Tomko, who has spent the past 19 years as an educational administrator, is currently superintendent of schools in Elmwood Park and has served in that job since 2010 and, before that, he was the district’s interim assistant superintendent for curriculum and instruction, high school principal and middle school principal. Prior, according to his professional resume, he was athletic director for Dunellen public schools and assistant A.D. and sports information director for Queen of Peace High School where he taught various subjects from 1994 to 1999. He got his teaching and school administration degrees from Seton Hall University.
Tomko, his wife Jamie and their two children live in Sparta in Sussex County.
Concern about Tomko’s administrative credentials was raised by public speaker Vincent Frantantoni, who wondered if the board’s confidence in his leadership could be misplaced, given that during his time in the Bergen County school district, “for two consecutive years, Elmwood park had deficits and is still under a state monitor (Egan). He was there when it occurred.”
A recently released audit has determined that Belleville schools ran up a deficit of $3.7 million for the 2013-2014 school year.
Frantantoni also questioned whether Tomko’s work as a college adjunct teacher and as a partner in an educational consulting firm could, potentially, take away time from his work in Belleville.
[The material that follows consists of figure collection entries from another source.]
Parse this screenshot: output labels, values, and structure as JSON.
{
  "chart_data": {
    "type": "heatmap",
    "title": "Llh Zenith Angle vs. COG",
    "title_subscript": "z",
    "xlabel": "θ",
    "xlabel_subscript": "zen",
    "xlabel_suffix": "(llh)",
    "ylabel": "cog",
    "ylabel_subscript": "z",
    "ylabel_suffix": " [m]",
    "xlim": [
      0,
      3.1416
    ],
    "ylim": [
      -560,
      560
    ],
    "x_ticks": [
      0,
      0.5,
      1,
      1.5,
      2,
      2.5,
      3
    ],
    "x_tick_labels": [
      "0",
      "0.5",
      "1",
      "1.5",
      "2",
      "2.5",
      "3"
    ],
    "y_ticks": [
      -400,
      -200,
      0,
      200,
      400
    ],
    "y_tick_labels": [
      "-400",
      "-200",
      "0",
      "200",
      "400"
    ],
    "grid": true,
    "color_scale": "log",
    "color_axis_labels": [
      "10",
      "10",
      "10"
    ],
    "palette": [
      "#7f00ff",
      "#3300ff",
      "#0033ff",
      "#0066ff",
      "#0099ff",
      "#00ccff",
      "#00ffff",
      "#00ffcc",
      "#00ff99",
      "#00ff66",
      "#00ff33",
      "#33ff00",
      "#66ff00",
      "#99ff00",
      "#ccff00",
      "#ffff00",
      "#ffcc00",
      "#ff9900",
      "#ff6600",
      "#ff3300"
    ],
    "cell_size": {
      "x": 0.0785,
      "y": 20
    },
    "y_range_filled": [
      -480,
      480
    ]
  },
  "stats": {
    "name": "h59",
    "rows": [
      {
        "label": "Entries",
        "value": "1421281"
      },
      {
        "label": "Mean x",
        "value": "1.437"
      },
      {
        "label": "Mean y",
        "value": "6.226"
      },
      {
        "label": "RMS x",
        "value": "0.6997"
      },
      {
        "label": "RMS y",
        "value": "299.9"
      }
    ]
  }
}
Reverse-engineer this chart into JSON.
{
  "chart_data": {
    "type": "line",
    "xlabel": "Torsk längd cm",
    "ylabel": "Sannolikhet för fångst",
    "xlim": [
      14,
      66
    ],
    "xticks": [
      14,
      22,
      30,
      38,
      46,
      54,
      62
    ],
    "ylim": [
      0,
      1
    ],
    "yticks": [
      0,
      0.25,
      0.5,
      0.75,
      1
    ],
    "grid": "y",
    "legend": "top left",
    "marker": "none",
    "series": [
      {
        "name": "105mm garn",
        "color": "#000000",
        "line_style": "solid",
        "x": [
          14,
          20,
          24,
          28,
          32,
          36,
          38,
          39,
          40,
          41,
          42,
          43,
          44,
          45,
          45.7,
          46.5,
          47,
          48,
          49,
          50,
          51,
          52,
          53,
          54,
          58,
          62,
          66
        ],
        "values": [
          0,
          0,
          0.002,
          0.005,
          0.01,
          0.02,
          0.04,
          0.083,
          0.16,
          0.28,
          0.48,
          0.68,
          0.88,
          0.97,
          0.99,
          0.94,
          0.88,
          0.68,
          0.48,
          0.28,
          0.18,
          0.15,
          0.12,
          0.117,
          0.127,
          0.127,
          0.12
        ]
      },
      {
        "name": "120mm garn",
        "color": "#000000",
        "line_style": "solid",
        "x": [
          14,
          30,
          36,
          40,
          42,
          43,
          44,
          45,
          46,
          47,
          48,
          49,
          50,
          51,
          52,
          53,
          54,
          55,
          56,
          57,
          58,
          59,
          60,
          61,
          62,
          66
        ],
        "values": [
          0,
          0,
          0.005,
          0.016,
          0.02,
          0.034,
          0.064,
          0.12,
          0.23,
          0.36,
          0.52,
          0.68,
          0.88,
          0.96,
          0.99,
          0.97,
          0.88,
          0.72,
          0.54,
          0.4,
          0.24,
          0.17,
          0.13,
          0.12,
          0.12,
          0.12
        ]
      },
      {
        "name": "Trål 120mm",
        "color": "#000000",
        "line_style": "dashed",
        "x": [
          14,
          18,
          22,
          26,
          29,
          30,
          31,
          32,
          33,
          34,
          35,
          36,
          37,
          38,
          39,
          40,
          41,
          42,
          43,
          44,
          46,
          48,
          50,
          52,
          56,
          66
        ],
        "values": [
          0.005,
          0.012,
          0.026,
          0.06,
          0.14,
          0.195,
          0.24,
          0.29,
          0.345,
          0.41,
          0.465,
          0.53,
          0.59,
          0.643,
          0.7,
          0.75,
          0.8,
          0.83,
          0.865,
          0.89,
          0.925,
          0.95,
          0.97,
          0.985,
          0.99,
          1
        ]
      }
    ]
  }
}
Tomko, who was sitting in the audience during the meeting, rose to defend his record, saying that he’s spent the last 12 years in Elmwood Park but that he “inherited the deficit” and that he “made $1 million in cuts” to help put the district on a path to recovery. Today, he added, “we have a surplus.”
Tomko said that he fully realized what it means to make a commitment to the responsibilities of schools superintendent. In past years, he said, he’s had to sacrifice family time for school-related work. “I’ve missed many of my kids’ dances – I know about dedication as a school administrator.”
Tomko got backing from Belleville BOE President Ray Kuebler who was quoted in the press release as saying that he felt Tomko “would be the best fit for Belleville as he has a proven track record of bringing financial stability and academic success in his previous district.”
Tomko’s resume mentions money problems experienced by Elmwood Park schools and says that he responded “by making immediate cuts to offset a $2.2 million deficit, working with the Board of Education on an action plan to restore financial stability to the district within several months.”
He also takes credit for enhancing technology “with the largest one-to-one Apple iPad initiative in New Jersey, providing state of the art hardware for all district teachers and students in grades 6 to 12,” along with “major increases in SAT and Advanced Placement scores,” plus “the largest graduation increase in New Jersey (11.8%)” and the fact that 82% of “economically disadvantaged” seniors “entered 2- to 4-year colleges.”